Ray shot him a deprecating glare, "Don't make me go non-PC on your witchdoctor behind. He told us at the time- it just was a night out gone wrong, we've all been there." Fraser opened his mouth to argue but Ray smacked a hand across his mouth, "No, I don't care that he was covered in blood, there was exactly a lack of that, he just slipped."

Fraser shrugged and, taking that to mean he wouldn't continue arguing, Ray grudgingly returned the use of his mouth. "I'm not a witchdoctor; just a witch."

Of course he would continue; what had Ray been thinking? "Freak."

"So you've said," Fraser gave him a lupine grin which, after two years, still freaked him out. "Figured out what to do with the doctor guy yet?"

"No," Ray replied miserably, "He should be dead; he should be deader than dead; he should be so dead that... that..." Ray floundered for a suitable metaphor but came up blank, "he should be dead... Why is this my life?"

"Was that one of your rhetorical questions Ray?"

"Yes, at last, you're learning. Is the perp still gibbering?"

"No, apparently someone found him some crayons and paper. He's been happily drawing pictures of gunshot victims with the caption `how it should have happened' for the last two hours. The psychiatrist left his report on your desk."

"Why?"

"I'm not sure."

The thing was, everyone knew Ray's desk, it was the first thing you saw when you entered the bullpen. Partly this was because it was close to the door; mostly it was because it was no longer visible. It was smothered by paperwork; take-out cartons and styrofoam coffee cups probably old enough to celebrate a birthday; stationery that was perfectly visible and within reach until you actually needed it; a little more paperwork; spare clothes that spilled out of drawers and over the chair; mail he'd forward to work because he spent more time there than at home; his trusty camp bed, neatly folded; a paper glacier- a paper avalanche still in the process of falling off the desk but was so thick it was taking a very long time; a phone (at least there should be phone, you couldn't see it but Ray was happy to take its existence on faith) and a lot more paperwork.

As far as Ray was concerned the state of his desk was superfluous because everyone knew if they wanted him then he'd be in the break room, living on bad coffee and chocolate bars from the vending machine. Unfortunately `everyone' included Welsh.

"Vecchio, Fraser! There's been another one. Some woman just fell out of a five storey window, broke her neck, stood up and rang an ambulance. Get the hell down there and find out why she's still alive."

"Yes sir." Ray saluted as Welsh stormed out of the break room then sighed as he turned to his partner, "It's zombies isn't it?"

"Yes, Ray, sorry."

"And that guy, he really was a werewolf wasn't he?"

"Yes."

"And you really are a witch aren't you?"

"The spoon I use to stir my coffee has always been hands-free, Ray."

"Yeah I know.
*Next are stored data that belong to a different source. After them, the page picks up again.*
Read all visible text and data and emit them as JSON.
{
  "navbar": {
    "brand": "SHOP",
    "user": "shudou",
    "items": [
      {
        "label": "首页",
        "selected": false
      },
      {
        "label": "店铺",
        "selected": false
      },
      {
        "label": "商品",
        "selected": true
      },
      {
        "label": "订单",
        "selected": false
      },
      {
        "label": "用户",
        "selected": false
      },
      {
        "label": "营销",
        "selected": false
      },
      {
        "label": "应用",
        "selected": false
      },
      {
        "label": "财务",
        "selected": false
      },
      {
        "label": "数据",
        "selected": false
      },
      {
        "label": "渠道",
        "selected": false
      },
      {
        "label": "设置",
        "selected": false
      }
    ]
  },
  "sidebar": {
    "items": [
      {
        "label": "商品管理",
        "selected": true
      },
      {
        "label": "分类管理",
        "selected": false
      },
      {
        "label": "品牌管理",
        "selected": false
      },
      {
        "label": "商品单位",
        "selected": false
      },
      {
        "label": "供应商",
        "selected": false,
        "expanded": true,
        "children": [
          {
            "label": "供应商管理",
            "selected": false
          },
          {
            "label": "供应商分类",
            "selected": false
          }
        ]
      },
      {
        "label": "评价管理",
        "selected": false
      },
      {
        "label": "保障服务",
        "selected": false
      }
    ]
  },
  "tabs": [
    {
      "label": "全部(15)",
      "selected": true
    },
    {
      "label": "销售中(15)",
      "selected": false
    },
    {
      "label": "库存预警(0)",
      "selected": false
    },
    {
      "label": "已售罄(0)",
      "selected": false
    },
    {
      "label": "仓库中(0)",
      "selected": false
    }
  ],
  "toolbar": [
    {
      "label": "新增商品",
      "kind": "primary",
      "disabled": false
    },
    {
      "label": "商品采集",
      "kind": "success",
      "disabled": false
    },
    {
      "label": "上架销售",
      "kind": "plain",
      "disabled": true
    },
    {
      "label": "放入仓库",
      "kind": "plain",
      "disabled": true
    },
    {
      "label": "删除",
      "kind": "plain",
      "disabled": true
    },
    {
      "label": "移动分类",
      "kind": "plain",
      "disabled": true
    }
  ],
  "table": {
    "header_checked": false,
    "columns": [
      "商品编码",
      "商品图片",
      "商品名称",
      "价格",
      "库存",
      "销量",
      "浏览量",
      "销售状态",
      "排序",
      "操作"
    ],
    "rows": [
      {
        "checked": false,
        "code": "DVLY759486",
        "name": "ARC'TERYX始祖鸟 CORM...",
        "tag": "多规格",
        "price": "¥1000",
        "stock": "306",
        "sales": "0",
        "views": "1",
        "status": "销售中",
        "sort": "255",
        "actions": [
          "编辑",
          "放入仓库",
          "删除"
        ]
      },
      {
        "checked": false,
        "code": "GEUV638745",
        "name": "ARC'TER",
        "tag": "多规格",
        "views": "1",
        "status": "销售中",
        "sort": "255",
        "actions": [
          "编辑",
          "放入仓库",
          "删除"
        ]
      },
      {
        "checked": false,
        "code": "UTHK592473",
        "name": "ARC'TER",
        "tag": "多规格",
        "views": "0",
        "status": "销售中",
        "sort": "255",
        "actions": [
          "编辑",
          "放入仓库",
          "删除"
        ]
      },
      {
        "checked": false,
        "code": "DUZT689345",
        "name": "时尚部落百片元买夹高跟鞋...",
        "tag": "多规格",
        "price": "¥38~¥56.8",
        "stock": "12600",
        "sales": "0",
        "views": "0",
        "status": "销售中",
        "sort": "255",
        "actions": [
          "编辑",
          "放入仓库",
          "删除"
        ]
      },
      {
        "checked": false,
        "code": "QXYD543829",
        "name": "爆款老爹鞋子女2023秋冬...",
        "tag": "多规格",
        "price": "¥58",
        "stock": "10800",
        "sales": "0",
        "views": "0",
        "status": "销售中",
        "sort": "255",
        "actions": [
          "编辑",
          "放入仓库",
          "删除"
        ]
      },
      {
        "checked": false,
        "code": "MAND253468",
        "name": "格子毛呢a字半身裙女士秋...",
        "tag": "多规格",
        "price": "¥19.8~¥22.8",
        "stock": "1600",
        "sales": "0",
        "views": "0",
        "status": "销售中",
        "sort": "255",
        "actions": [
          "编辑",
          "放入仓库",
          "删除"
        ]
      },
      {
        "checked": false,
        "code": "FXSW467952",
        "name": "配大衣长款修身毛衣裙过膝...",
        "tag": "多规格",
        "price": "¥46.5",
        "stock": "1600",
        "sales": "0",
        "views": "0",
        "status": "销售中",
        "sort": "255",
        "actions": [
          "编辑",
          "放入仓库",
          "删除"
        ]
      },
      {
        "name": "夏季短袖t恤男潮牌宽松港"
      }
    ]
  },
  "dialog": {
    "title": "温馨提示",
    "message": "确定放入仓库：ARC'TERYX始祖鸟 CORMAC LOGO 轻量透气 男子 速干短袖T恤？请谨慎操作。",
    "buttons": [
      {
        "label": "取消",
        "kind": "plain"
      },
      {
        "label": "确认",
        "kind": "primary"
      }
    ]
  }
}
I tried my hardest to ignore it."

"I know."

"And that kettle - that was really cursed wasn't it, I bet you knew right away with all that... hocus pocus stuff."

"Ah, no, that was actually just a coincidence."

"Oh... well, that's good. At least if the rest of the world is going to hell we don't have to worry about being murdered by our kettles while we're trying to make a cuppa."